Even though we’ve been engaged for about 10 months now, this whole “wedding” thing is just now starting to feel real. Back when we first started planning the wedding, we decided to write our own vows. Jason had his done his vows a month ago, but I kept putting my off.
Now before you get all worried, I just mean that I wasn’t quite ready to write them yet. I wanted to fully understand, and be able to explain, why I chose marriage. Our relationship is great, and neither of us was going anywhere. So why did we need this whole “thing”? I mean, if it isn’t broke… right?
Marriage is terrifying, if you really think about it.
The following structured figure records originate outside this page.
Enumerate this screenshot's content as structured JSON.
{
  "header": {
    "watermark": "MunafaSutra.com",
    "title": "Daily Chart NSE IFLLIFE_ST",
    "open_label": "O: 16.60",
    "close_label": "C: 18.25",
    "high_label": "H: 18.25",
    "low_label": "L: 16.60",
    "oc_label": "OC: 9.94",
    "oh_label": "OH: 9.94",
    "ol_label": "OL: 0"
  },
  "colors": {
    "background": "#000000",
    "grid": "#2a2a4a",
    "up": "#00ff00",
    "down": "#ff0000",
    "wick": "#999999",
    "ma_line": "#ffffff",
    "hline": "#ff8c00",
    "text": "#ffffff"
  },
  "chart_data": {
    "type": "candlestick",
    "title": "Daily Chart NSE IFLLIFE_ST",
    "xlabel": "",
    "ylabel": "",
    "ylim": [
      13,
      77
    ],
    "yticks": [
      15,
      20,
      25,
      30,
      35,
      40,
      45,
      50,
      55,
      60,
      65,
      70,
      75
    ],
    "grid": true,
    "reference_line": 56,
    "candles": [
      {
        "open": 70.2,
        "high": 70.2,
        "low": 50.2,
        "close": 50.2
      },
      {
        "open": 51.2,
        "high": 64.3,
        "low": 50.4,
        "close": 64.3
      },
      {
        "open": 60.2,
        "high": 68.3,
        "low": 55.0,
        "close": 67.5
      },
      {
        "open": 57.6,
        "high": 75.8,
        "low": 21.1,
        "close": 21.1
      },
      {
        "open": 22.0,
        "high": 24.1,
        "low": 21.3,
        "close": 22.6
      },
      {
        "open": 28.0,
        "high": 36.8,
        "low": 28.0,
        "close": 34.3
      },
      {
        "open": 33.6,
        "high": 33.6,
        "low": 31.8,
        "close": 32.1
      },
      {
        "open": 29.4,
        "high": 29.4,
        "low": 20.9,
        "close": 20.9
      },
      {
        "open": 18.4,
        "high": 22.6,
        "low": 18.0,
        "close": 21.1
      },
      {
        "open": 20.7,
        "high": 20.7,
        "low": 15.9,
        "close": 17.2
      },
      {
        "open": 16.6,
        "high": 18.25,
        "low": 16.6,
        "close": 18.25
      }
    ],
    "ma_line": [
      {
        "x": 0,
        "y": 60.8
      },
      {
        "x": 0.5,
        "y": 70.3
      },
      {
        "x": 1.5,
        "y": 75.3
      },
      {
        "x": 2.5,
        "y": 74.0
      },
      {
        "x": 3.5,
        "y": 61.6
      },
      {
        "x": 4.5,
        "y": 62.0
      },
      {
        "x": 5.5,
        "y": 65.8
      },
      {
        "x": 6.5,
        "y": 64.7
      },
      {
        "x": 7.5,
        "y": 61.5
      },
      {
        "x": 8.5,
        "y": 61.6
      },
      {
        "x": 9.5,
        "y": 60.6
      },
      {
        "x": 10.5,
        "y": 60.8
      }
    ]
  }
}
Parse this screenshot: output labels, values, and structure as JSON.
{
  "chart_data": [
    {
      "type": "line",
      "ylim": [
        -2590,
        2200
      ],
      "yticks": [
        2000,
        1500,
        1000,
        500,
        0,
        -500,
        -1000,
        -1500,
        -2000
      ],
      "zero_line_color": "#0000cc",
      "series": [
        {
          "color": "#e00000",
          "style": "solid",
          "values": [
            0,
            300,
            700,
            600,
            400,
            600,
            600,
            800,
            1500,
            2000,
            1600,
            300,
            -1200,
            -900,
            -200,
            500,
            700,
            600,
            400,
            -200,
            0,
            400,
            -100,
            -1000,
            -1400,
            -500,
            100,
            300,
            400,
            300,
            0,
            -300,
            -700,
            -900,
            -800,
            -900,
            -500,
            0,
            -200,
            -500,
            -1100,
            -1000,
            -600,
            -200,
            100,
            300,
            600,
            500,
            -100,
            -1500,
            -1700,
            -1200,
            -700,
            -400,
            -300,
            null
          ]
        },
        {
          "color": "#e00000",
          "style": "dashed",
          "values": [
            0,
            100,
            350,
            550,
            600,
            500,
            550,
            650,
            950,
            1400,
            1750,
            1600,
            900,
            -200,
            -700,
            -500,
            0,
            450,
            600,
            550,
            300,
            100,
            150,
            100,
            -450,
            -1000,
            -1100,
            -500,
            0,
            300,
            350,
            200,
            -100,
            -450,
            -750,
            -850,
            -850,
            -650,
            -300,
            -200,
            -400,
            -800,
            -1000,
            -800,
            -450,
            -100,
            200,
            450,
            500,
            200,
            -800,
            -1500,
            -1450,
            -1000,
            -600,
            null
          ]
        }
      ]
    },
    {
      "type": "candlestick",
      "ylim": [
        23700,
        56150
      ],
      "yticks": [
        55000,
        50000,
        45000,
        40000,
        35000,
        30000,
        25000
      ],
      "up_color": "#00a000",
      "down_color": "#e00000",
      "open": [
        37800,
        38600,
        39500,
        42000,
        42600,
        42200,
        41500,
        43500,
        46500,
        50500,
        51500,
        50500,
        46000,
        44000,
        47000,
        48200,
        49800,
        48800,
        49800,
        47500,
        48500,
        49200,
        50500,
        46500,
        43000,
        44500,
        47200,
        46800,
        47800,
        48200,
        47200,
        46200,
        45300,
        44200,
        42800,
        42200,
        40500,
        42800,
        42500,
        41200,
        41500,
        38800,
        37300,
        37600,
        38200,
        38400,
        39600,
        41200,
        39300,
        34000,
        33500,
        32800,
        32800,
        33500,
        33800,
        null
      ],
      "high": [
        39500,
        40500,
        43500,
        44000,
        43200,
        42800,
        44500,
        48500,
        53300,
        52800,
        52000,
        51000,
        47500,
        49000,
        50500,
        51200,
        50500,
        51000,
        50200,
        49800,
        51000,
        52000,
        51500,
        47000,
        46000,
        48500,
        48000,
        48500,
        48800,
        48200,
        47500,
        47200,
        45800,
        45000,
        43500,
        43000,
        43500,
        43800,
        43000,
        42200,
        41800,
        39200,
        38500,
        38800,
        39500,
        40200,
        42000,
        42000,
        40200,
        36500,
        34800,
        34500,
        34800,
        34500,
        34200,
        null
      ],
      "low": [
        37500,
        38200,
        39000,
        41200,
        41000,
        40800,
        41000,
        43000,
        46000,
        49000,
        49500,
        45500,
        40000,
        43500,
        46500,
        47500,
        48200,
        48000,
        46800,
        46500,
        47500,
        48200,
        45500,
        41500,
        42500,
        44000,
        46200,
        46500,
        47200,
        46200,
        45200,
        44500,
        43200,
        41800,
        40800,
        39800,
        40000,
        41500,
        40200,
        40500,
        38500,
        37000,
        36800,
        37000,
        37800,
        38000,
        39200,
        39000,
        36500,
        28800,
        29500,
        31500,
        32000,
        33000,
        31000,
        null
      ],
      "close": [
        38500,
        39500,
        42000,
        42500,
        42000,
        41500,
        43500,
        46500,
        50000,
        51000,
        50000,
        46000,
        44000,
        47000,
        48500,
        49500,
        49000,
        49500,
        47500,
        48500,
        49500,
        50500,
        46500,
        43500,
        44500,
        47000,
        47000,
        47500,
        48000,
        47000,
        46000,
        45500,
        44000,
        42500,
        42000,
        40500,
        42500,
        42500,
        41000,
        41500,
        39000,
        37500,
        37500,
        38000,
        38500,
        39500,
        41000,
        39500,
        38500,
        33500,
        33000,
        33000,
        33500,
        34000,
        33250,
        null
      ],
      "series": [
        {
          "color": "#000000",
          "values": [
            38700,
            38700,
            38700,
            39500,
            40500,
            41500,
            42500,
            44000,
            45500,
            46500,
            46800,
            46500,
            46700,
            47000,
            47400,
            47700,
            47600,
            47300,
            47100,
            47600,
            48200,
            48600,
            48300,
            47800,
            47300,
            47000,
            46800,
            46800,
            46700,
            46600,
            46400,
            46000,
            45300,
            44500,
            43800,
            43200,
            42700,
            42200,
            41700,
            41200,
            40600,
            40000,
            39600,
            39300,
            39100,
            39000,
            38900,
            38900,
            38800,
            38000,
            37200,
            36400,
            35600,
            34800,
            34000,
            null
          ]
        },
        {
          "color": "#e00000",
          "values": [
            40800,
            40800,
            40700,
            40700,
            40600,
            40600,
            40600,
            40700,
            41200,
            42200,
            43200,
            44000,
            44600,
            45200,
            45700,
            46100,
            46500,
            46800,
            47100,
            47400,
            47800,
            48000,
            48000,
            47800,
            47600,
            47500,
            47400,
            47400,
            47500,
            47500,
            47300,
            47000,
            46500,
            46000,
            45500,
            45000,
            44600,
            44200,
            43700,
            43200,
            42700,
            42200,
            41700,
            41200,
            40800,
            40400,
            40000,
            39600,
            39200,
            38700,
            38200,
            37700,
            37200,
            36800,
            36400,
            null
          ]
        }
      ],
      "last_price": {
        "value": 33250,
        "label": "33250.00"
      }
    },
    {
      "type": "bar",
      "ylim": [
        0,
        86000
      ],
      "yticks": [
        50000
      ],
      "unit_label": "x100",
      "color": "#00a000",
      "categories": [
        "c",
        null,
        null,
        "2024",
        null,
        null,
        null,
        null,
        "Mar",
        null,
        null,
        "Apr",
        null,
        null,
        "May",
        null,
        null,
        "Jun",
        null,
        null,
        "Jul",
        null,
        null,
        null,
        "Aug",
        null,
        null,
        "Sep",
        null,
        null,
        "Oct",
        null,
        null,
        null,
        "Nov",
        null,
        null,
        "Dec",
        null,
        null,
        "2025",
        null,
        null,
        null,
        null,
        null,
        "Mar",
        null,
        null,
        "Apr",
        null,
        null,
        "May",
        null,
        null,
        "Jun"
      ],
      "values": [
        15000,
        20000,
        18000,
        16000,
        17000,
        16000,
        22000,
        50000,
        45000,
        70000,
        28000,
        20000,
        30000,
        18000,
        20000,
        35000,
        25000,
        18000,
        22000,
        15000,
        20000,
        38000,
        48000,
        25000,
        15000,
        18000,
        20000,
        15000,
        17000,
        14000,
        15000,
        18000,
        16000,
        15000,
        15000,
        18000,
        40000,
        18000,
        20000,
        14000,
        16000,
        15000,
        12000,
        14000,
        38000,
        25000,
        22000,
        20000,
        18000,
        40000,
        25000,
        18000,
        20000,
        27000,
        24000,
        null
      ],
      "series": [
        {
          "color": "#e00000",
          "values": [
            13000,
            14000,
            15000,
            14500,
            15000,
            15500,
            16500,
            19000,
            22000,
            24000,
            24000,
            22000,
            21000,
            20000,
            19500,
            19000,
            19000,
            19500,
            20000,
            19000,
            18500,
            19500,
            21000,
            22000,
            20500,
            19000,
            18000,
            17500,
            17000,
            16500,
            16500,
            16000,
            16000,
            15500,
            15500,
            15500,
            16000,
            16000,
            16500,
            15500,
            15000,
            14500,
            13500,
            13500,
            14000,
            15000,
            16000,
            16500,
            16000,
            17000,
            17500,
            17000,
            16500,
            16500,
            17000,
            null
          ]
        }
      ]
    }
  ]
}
You are making a promise to God and to the person you love, in front of everyone you know, that will affect the rest of your life. I’ve had an ‘out’ for most of the big decisions I’ve made, even though I rarely used it. When I chose Miami of Ohio for college, I always knew that I could transfer if it wasn’t the right place for me. When we moved to Florida this year, we knew that if we ended up hating it, we could move back or move somewhere else. I wasn’t making any promises — just giving something new a try. But marriage is definitely NOT like that, at least not for me.
But I did choose marriage. I wanted that decision to be very intentional, concrete, well-thought out. Sometimes when I make a big decision, I get that exciting feeling of taking a leap into the unknown … and this is NOT LIKE THAT at all.
I didn’t choose marriage because I was “in love.” Despite what so many romantic comedies would have us believe, just being in love is not enough to sustain a relationship. I didn’t choose marriage I wanted to have kids. I didn’t choose marriage to have a big wedding. I didn’t choose marriage because everyone else was getting married, or because my parents wanted me to, or because we were “at that point” in the relationship.
I chose marriage because I finally found someone who is worthy of my love, and who feels the same about me. I respect this man enough to intentionally join my life with his. I trust him enough to share a future with him. I chose marriage because, if we decide to have kids, I want them to believe in marriage. I know he is not like any man I’ve ever dated, and I know that our relationship is worth the sacrifices and the work it will take to maintain it. I chose marriage because he makes my life better than it was on my own.
I wrote my vows last night, and one week from now I will make those promises out loud. And I am completely, wonderfully, at peace with that.